Step 4 — Iterate (initial guess x1=x2=x3=0)
Iter 1:
x1=(−8+0−0)/4=−2.
x2=(11−3(−2)+0)/9=(11+6)/9=17/9≈1.889.
x3=(24−4(−2)−2(1.889))/13=(24+8−3.778)/13=28.222/13≈2.171.
Iter 2:
x1=(−8+2(1.889)−2.171)/4=(−8+3.778−2.171)/4=−6.393/4≈−1.598.
x2=(11−3(−1.598)+2(2.171))/9=(11+4.795+4.343)/9=20.138/9≈2.238.
x3=(24−4(−1.598)−2(2.238))/13=(24+6.391−4.476)/13=25.915/13≈1.993.
Iter 3:
x1=(−8+2(2.238)−1.993)/4=(−8+4.476−1.993)/4=−5.517/4≈−1.379.
x2=(11−3(−1.379)+2(1.993))/9=(11+4.137+3.986)/9=19.124/9≈2.125.
x3=(24−4(−1.379)−2(2.125))/13=(24+5.517−4.25)/13=25.267/13≈1.944.
Iter 4:
x1=(−8+2(2.125)−1.944)/4=(−8+4.250−1.944)/4=−5.694/4≈−1.424.
x2=(11−3(−1.424)+2(1.944))/9=(11+4.271+3.887)/9=19.158/9≈2.129.
x3=(24−4(−1.424)−2(2.129))/13=(24+5.694−4.257)/13=25.437/13≈1.957.
Iter 5:
x1=(−8+2(2.129)−1.957)/4=(−8+4.257−1.957)/4=−5.700/4≈−1.425.

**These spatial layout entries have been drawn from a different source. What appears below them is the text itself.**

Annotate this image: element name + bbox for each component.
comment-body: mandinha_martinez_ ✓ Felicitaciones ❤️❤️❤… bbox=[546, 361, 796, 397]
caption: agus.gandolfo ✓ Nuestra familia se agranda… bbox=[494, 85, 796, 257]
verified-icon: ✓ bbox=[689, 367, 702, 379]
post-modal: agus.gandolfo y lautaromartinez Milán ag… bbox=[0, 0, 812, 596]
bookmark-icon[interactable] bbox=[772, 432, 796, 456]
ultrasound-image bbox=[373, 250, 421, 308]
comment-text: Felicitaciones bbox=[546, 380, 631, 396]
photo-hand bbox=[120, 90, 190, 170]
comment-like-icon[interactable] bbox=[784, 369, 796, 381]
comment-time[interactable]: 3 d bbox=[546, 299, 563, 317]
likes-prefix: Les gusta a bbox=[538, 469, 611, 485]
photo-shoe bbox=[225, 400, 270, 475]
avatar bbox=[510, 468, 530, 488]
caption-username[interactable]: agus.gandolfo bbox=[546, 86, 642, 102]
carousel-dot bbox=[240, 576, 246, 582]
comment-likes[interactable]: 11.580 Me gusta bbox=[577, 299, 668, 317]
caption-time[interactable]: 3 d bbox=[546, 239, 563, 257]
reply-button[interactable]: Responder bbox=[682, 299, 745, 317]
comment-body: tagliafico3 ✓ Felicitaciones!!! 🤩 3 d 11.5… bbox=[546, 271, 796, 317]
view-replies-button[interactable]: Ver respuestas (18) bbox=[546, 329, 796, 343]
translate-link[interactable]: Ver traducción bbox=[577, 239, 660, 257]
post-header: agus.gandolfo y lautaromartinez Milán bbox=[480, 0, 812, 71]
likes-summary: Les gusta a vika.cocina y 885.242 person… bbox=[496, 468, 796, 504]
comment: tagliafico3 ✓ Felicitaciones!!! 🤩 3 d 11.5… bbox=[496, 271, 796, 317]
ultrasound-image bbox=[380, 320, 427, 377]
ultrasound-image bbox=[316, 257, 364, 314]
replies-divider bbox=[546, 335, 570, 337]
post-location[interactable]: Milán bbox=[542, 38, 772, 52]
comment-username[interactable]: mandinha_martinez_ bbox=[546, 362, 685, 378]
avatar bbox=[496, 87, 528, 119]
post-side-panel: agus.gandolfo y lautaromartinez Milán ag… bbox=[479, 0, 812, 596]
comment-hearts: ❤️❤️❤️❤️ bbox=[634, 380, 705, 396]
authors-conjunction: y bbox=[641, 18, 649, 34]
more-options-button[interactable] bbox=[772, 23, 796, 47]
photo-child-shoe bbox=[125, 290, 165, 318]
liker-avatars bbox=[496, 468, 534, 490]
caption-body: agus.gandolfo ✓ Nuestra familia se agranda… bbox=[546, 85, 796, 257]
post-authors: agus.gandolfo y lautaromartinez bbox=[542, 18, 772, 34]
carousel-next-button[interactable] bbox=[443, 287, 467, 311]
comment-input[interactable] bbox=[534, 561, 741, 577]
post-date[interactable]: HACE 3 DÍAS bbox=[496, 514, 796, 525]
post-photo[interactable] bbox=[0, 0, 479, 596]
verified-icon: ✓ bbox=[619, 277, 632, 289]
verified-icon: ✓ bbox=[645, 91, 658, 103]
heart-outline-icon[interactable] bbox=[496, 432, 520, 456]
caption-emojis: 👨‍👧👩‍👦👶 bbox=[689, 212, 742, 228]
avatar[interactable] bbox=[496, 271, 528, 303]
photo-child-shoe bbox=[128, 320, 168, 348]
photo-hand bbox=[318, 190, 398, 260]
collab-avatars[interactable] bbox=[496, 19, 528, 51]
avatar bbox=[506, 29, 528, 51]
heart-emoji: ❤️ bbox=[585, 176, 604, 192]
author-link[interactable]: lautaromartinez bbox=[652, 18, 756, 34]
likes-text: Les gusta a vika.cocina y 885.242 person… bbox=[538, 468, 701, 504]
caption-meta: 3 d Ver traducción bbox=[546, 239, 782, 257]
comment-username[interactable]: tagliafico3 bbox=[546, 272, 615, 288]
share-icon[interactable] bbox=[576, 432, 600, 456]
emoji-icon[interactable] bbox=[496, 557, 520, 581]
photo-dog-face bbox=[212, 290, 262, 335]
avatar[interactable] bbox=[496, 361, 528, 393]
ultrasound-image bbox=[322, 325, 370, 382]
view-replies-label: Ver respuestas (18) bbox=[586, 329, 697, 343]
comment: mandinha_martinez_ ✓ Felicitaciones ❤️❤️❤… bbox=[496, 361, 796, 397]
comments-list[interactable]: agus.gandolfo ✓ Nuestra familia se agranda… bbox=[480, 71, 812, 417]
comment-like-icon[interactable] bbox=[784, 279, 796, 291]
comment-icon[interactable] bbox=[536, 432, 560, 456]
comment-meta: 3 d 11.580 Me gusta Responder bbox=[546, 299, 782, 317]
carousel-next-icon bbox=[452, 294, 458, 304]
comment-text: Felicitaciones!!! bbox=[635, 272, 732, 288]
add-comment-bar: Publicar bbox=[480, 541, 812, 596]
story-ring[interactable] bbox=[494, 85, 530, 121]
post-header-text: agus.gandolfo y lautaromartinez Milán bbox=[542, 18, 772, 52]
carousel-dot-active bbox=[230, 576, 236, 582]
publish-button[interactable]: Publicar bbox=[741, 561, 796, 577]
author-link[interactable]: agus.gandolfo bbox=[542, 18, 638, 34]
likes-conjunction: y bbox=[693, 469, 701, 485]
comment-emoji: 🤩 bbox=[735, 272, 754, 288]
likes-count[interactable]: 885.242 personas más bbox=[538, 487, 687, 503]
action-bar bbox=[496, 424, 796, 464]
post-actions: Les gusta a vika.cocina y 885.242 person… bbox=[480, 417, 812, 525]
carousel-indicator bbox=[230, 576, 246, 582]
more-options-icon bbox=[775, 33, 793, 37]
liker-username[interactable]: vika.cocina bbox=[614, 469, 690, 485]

x2=(11−3(−1.425)+2(1.957))/9=(11+4.275+3.914)/9=19.189/9≈2.132.
x3=(24−4(−1.425)−2(2.132))/13=(24+5.700−4.263)/13=25.437/13≈1.957.
Iterates have stabilised.
Answer
x1≈−1.425,x2≈2.132,x3≈1.957 (to 4 sig figs).